Voilà la partie la plus difficile pour moi qui commence. Nous sommes encore dans le brouillard et sous la neige.

A l'amorce de la descente je rate une espèce d'énorme marche en pierre et mon talon heurte violemment le sol. L'onde de choc me remonte dans tout le corps et je ressens une douleur intense à l'accroche du psoas dans le bas du dos. Ce muscle me posait problème depuis longtemps et je me doutais bien qu'à un moment ou un autre de la course il se rappellerait à mon souvenir! Pas de mystère: quand on s'engage dans ce type de course avec une petite douleur au départ, cela se paye forcément !


Je continue, mais j'ai du mal à chaque levée de genou. La douleur va rester intense jusqu'aux Contamines, puis elle se fera plus sourde... présente, mais moins vive...


Nous arrivons en outre dans un passage très technique qui n'est vraiment pas ma tasse de thé...de gros blocs rocheux soit acérés, soit au contraire ultra polis...le tout rendu bien glissant par la pluie et la neige fondue....

J'avance prudemment et maladroitement dans ce terrain piégeux...comme d'habitude je suis gêné dès que je ne peux plus allonger la foulée un minimum...et là, je ne peux vraiment avoir aucune amplitude, du fait de la combinaison de la douleur au psoas et des chausse trappes du terrain.


Sur une suite de grosses pierres trempées en escalier, je vois le concurrent espagnol me précédant poser le talon sur une grosse dalle bombée, déraper et partir en glissade un peu plus bas, à plat dos !


Il se relève et repart et je m'engage à mon tour dans cet étroit goulet...et zip !... exactement la même ! Mon dos heurte le rocher, mais celui-ci occasionne heureusement plus de peur que de mal. Je repars à mon tour, mais me montre encore moins téméraire par la suite.


Je poursuis alors la descente et plusieurs concurrents me doublent au cours de celle-ci dont Fred qui prend sympathiquement de mes nouvelles avant de s'envoler. Je ne suis pas au mieux et me retrouve finalement seul pour la fin de la descente.

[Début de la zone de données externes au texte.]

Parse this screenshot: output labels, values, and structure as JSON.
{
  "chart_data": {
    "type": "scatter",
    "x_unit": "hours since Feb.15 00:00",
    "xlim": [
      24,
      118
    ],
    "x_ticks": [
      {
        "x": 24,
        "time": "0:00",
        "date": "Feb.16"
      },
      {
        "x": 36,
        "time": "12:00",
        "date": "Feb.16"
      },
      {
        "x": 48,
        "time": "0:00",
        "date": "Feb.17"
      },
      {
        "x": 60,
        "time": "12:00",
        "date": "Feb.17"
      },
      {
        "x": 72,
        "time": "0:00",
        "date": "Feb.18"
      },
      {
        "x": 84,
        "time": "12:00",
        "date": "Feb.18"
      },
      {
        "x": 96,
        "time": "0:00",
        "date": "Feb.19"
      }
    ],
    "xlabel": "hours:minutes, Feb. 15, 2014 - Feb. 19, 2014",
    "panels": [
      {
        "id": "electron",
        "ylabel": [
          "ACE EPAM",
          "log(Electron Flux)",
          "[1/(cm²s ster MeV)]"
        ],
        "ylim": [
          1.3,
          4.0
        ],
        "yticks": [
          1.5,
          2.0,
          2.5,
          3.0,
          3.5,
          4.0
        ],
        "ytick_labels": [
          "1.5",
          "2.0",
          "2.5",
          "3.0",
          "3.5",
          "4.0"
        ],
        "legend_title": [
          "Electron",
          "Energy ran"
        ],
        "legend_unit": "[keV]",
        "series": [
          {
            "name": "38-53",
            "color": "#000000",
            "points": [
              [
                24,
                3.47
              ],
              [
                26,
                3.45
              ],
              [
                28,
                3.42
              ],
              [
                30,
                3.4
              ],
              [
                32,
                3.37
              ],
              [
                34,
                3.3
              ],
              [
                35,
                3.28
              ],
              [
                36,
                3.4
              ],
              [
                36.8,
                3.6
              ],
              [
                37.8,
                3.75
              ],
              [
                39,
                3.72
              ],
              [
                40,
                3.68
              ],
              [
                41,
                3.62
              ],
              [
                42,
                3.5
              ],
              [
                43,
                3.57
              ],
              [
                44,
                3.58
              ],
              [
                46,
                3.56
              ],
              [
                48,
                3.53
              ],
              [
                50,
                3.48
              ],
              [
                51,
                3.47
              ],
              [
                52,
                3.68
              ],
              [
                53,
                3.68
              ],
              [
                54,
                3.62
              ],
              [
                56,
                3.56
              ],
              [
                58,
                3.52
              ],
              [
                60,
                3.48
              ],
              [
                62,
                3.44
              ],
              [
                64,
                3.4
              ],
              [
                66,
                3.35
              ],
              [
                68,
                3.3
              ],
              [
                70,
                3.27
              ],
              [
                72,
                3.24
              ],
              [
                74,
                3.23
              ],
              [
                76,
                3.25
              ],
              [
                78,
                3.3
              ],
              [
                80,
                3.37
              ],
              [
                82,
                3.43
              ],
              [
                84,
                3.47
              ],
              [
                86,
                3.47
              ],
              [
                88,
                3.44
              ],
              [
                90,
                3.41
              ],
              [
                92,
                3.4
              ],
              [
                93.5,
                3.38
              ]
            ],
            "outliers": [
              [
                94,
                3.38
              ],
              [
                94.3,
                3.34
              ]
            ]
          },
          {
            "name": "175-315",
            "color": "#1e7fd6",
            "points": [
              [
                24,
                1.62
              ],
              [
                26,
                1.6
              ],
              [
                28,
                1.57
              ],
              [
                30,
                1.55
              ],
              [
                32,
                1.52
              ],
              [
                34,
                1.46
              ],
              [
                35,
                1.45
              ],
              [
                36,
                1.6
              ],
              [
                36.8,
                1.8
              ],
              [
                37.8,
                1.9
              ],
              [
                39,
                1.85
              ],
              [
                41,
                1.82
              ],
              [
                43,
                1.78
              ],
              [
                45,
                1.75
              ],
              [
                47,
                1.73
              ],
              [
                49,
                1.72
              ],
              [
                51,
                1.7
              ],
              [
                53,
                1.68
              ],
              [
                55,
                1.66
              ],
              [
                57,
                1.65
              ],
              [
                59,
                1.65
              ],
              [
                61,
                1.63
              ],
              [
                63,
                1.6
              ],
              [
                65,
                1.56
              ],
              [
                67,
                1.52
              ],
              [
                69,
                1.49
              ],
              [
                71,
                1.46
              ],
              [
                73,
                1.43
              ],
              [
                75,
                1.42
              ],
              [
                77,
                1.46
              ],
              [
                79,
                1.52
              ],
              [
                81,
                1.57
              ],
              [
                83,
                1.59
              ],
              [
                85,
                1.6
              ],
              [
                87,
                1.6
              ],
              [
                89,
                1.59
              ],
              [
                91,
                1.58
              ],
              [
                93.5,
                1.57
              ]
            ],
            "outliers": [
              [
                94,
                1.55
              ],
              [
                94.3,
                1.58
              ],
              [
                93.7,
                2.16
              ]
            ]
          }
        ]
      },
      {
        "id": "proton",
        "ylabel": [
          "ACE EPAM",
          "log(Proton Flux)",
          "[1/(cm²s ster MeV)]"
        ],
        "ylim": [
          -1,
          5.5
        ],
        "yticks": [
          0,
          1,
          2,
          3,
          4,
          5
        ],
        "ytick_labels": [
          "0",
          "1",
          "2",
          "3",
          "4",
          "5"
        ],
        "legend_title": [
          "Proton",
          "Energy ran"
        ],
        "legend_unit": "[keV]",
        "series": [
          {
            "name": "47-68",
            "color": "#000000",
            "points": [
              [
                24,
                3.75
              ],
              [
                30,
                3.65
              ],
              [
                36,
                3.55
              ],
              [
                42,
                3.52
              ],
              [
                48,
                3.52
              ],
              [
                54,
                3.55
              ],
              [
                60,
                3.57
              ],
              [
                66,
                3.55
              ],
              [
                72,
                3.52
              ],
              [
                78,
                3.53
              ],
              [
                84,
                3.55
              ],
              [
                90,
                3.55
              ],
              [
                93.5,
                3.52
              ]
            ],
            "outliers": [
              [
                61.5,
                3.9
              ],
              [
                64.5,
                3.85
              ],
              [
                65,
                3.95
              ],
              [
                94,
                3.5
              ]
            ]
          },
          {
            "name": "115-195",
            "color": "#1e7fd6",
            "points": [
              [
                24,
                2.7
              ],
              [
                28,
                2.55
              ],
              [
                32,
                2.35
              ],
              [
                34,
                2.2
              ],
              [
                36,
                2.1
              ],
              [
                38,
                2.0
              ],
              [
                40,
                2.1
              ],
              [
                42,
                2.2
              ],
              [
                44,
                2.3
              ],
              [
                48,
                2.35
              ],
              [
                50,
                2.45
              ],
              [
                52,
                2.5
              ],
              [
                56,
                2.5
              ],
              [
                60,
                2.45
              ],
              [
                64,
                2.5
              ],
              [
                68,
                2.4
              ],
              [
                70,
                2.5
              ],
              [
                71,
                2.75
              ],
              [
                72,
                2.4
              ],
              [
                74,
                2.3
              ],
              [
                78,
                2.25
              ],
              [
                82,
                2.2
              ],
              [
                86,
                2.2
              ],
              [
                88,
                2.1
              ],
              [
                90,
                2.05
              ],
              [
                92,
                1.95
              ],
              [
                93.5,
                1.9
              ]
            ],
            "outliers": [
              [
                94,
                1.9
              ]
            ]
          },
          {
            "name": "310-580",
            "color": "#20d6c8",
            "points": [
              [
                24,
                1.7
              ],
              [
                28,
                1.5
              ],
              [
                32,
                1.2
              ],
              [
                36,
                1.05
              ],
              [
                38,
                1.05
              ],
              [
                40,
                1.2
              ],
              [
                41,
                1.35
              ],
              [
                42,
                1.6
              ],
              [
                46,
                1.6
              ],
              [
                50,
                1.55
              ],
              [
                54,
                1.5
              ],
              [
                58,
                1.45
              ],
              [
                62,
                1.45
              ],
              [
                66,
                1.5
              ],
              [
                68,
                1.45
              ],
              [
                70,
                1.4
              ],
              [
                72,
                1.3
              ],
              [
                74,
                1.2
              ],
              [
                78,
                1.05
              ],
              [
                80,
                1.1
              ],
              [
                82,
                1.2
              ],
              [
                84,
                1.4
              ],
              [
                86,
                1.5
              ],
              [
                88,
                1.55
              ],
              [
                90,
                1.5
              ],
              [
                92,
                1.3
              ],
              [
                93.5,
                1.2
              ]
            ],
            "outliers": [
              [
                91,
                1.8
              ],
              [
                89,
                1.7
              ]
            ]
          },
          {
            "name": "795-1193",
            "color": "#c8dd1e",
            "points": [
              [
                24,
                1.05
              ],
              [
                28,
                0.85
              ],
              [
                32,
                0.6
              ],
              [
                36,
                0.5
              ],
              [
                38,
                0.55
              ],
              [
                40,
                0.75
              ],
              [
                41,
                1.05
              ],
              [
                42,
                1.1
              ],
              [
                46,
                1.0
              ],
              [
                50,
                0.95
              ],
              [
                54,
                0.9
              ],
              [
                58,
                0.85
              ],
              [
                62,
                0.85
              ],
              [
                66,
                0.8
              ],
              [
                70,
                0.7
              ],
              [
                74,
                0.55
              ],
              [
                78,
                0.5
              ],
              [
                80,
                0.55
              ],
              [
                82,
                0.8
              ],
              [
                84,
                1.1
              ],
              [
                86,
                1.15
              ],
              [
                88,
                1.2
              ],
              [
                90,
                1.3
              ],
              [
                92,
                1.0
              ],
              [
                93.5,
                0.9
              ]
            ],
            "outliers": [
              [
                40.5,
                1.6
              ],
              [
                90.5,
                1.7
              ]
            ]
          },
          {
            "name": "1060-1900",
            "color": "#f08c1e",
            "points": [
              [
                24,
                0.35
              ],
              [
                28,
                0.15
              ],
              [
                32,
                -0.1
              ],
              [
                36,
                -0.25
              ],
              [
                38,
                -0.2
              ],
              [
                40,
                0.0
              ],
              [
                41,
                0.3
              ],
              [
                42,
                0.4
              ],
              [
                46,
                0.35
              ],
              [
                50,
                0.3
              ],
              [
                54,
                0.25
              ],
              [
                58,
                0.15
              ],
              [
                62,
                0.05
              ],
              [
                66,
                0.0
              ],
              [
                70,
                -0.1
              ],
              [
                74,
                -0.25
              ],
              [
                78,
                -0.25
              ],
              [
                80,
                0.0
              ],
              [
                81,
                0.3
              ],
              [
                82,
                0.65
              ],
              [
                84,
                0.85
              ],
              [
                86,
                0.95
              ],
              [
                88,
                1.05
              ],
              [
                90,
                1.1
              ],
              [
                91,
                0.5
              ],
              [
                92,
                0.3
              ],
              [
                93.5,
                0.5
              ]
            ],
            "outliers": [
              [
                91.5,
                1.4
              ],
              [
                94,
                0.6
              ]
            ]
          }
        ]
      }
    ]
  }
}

Dans celle-ci ma lampe frontale se met à clignoter. C'est la première fois que je m'en sers, mais je crois deviner que cela signifie que la batterie n'en a plus pour longtemps !... En effet j'ai bien l'impression que sa puissance diminue et je continue tant bien que mal jusqu'aux Contamines ainsi.


Arrivé à l'entrée du village, j'aperçois des concurrents qui repartent du ravito' pour leur premier passage aux Contamines.... Nous devons nous tout contourner en redescendant sous le village puis en remontant par l'autre côté.


Lorsque je repasse donc dans les stands du ravito', je me précipite sur ma frontale de secours, prends un bon bol de soupe et m'apprête à repartir. Mais pas moyen d'allumer cette seconde frontale ...je l'ouvre, modifie le sens des piles et réessaie...toujours pas...mini-panique... je multiplie les essais sous les yeux amusés d'une spectatrice espagnole.


Enfin cela fonctionne et je peux repartir ! Je suis 61ème...j'ai doublé dans la montée, je me suis pas mal fait doubler dans la descente,... mais avec le jeu des abandons devant, je n'ai perdu que trois places.

Cela fait maintenant 6h10 que nous sommes partis et je commence déjà à faire des calculs dans ma tête pour savoir dans combien de temps il fera jour...cette obscurité me pèse...


La montée suivante sera la moins réussie pour moi. Je paie sans doute différents facteurs: mon départ trop rapide, la concentration et la peur dans la descente précédente, le fait de descendre en arrière, contracté, qui me fait laisser plus de jus que je ne devrais dans ces descentes,...


Bref, je rétrograde à la 66ème place. Je partage néanmoins agréablement cette portion avec un coureur savoyard qui m'annonce que nous avons et que nous allons encore emprunter une bonne partie de la course de montagne ardue appelée « La montée du nid d'aigle »...sympa de prévenir !...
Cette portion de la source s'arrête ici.